ダヴィンチSuper & Jr.ProX+専用 ABSフィラメント クリア RF10CXJP01D
ダヴィンチSuper & Jr.ProX+専用 ABSフィラメント クリア RF10CXJP01D レビュー
日々進化する3Dプリントの世界において、材料の選択は作品の仕上がりを大きく左右します。今回レビューするのは、XYZprintingから発売されている「ダヴィンチSuper & Jr.ProX+専用 ABSフィラメント クリア RF10CXJP01D」です。このフィラメントは、その名の通り、ダヴィンチSuper、Jr.ProX+といった特定の3Dプリンター専用に設計されており、クリア(透明)という特徴を持っています。
クリアフィラメントの魅力と課題
クリアフィラメントは、その透明性を活かした造形物が魅力です。光を通すことで、内部構造が見えたり、独特の雰囲気を持つオブジェを作成したりすることができます。例えば、ランプシェードや、中にLEDなどを仕込むためのケース、あるいは精密な機構部品を可視化するような用途でその真価を発揮します。しかし、クリアフィラメントは一般的に他の色のフィラメントに比べてプリントが難しい傾向があります。層間接着が悪かったり、表面に白濁が生じやすかったり、糸引きが発生しやすいといった課題を抱えがちです。
ダヴィンチ専用フィラメントとしての期待値
本製品は、XYZprintingの特定機種専用と謳われているため、そのプリンターの特性に合わせて最適化されていることが期待されます。専用設計という言葉は、ユーザーにとって大きな安心材料となります。特に、ABSフィラメントは、PLAなどに比べて高温でのプリントが必要であり、反りや歪みが発生しやすい材料です。そのため、プリンター側の温度管理やベッドの加熱性能、そしてフィラメント自体の品質が、プリントの成功率に直結します。この専用フィラメントが、それらの課題をどれだけ克服できているかが、評価のポイントとなります。
実際のプリントテストと感想
今回は、ダヴィンチSuperを使用して、このクリアABSフィラメントのプリントテストを行いました。まず、パッケージを開けた際の第一印象は、非常に均一で滑らかな表面でした。糸巻きも乱れておらず、品質管理が行き届いているように感じられます。

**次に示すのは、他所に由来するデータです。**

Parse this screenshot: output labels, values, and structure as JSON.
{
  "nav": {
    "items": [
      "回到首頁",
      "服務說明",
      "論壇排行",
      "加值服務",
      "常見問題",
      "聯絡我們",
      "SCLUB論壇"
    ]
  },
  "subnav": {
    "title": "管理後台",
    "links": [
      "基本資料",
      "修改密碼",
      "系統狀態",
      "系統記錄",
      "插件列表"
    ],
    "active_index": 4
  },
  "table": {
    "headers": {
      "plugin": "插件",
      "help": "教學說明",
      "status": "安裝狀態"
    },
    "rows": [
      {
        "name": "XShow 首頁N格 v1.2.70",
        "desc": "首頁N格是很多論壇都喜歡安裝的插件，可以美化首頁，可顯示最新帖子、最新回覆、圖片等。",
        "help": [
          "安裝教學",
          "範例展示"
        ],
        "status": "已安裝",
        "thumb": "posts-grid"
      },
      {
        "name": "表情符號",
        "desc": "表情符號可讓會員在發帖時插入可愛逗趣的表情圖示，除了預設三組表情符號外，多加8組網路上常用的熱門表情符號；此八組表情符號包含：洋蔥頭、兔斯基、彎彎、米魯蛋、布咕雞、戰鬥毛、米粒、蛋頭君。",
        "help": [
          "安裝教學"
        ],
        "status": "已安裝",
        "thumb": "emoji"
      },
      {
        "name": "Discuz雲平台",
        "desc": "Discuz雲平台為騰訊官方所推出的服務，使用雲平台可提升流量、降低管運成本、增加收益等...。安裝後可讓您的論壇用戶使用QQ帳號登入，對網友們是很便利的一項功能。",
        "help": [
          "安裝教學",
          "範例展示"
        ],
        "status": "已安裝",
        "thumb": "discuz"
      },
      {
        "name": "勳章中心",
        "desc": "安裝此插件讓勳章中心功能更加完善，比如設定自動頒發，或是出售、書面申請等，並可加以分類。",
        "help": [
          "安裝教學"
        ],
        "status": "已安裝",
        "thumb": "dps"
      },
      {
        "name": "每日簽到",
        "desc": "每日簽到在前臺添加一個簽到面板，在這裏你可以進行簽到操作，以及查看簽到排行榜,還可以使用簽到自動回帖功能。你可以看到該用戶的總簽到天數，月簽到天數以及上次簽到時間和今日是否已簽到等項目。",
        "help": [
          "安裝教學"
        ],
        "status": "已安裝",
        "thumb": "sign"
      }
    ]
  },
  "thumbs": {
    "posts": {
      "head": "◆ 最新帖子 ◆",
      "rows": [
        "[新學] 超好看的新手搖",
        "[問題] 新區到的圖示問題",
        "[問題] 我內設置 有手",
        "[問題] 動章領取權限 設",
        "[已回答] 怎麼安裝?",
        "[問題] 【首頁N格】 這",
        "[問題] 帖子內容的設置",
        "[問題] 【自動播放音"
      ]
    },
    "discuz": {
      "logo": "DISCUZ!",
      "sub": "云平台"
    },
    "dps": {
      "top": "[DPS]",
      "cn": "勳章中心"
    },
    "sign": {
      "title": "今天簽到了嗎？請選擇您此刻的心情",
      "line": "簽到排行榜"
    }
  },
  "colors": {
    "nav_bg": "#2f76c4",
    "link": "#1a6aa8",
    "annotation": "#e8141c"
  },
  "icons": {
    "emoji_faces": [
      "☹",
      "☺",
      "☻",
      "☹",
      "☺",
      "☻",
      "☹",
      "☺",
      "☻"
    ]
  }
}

プリント設定は、XYZprintingが推奨するABSフィラメントの標準設定をベースに、クリアフィラメント特有の注意点を考慮して微調整しました。具体的には、ノズル温度をやや高めに設定し、ベッド温度も安定させることで、一層目の食いつきを良くすることを意識しました。また、冷却ファンの設定も、ABSの特性を考慮して、強すぎないように調整しました。

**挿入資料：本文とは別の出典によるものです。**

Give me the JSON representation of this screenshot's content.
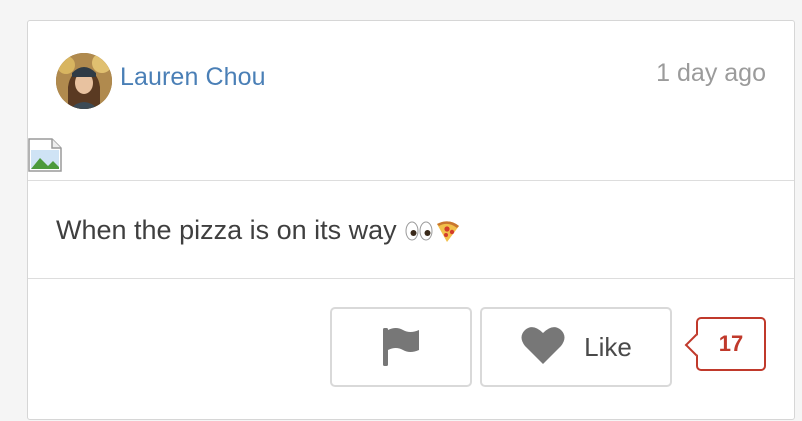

実際にプリントを開始すると、予想していたよりもスムーズに造形が進みました。特に、一層目のベッドへの定着は良好で、剥がれや浮き上がりといった問題は発生しませんでした。ABS特有の臭いは、換気を十分に行えば問題ないレベルでした。
造形物が完成し、取り外して確認したところ、全体的に表面は滑らかで、白濁もほとんど見られませんでした。クリアフィラメントでしばしば問題となる、層と層の間の隙間から光が漏れるような現象も抑えられており、比較的均一な透明度を保っています。ただし、非常に細かいディテールや、複雑な形状の部分では、ABS特有の糸引きがわずかに残る場面もありました。これは、クリアフィラメント全般に言えることかもしれませんが、 retraction(リトラクション)設定の更なる最適化で改善の余地があると感じました。
総評
ダヴィンチSuper & Jr.ProX+専用 ABSフィラメント クリア RF10CXJP01Dは、専用設計という強みを活かし、クリアABSフィラメントのプリントにおける難易度を、一般的に販売されている汎用フィラメントと比較して、かなり低減できていると感じました。特に、一層目の定着の良さや、白濁の少なさは特筆すべき点です。クリアな透明度を活かした造形物を、比較的安定して出力したいと考えているダヴィンチSuperまたはJr.ProX+ユーザーにとっては、非常に有力な選択肢となるでしょう。
もちろん、ABSフィラメントである以上、ある程度の換気や、反り対策は必要となりますが、このフィラメントを使用することで、クリアABSでの3Dプリントのハードルがぐっと下がることは間違いありません。今後の更なる活用が楽しみなフィラメントです。